At issue is whether the Internet should be regulated like a public utility, with equal access for all content providers.
The Federal Communications Commission is scheduled to vote next week on net neutrality, or what the FCC calls Internet freedom, and is expected to do away with net neutrality.
State Rep. Katrina Shankland of Stevens Point is one of many Democrats who signed a letter to the FCC asking that net neutrality be upheld. Shankland says people in rural areas will be among the hardest hit if the rule is dumped.
"People in rural Wisconsin not only already are suffering from very slow broadband speeds, but also, across the state, Wisconsin ranks 49th in the nation for broadband speed," she points out. "We're already well behind the times when it come to being able to access the Internet at a reasonable speed."
Those who argue for abandoning net neutrality say it stifles innovation by over-regulating Internet service providers, and that dropping the rule will create more competition among providers and result in lower prices. Those who support the rule predict exactly the opposite will happen.
Shankland is among those who maintain the Internet should be treated as a public utility, where all content providers - from giants like Netflix and Facebook to small businesses and bloggers - should have equal access. "There's no one in the nation who doesn't rely on Internet for something - whether it's doing business, accessing the Internet to talk with friends and family, whether it's checking on the news - almost everyone, virtually everyone at this point, uses the Internet."

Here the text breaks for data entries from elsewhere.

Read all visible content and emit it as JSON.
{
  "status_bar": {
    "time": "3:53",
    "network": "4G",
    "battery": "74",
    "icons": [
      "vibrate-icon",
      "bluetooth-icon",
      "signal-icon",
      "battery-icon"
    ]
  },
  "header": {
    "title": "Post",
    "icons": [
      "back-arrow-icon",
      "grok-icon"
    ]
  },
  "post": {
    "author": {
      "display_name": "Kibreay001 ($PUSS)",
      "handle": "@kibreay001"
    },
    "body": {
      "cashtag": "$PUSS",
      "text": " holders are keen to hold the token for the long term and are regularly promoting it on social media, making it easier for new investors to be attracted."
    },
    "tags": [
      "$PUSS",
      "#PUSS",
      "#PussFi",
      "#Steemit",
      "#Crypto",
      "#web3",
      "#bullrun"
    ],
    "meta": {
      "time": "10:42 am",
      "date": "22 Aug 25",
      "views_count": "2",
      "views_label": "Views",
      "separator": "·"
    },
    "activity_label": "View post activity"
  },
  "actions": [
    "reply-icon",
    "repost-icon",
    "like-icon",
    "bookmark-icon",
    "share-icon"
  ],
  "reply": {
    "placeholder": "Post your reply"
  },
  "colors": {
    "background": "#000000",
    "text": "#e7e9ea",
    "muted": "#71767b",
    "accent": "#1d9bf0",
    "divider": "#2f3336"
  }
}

Shankland says tossing out net neutrality is all about the almighty dollar, and maintains that's the driving force behind the FCC's upcoming decision. "I think the answer is to make money," she states. "I think some of these companies want to slow down the Internet and charge people. "And I think people are going to be very upset when they realize that's the case, and they're going to have a hard time with it because they're already struggling to make ends meet. "They don't have an extra 10, 50 or $100 down the road, to pay for their Internet."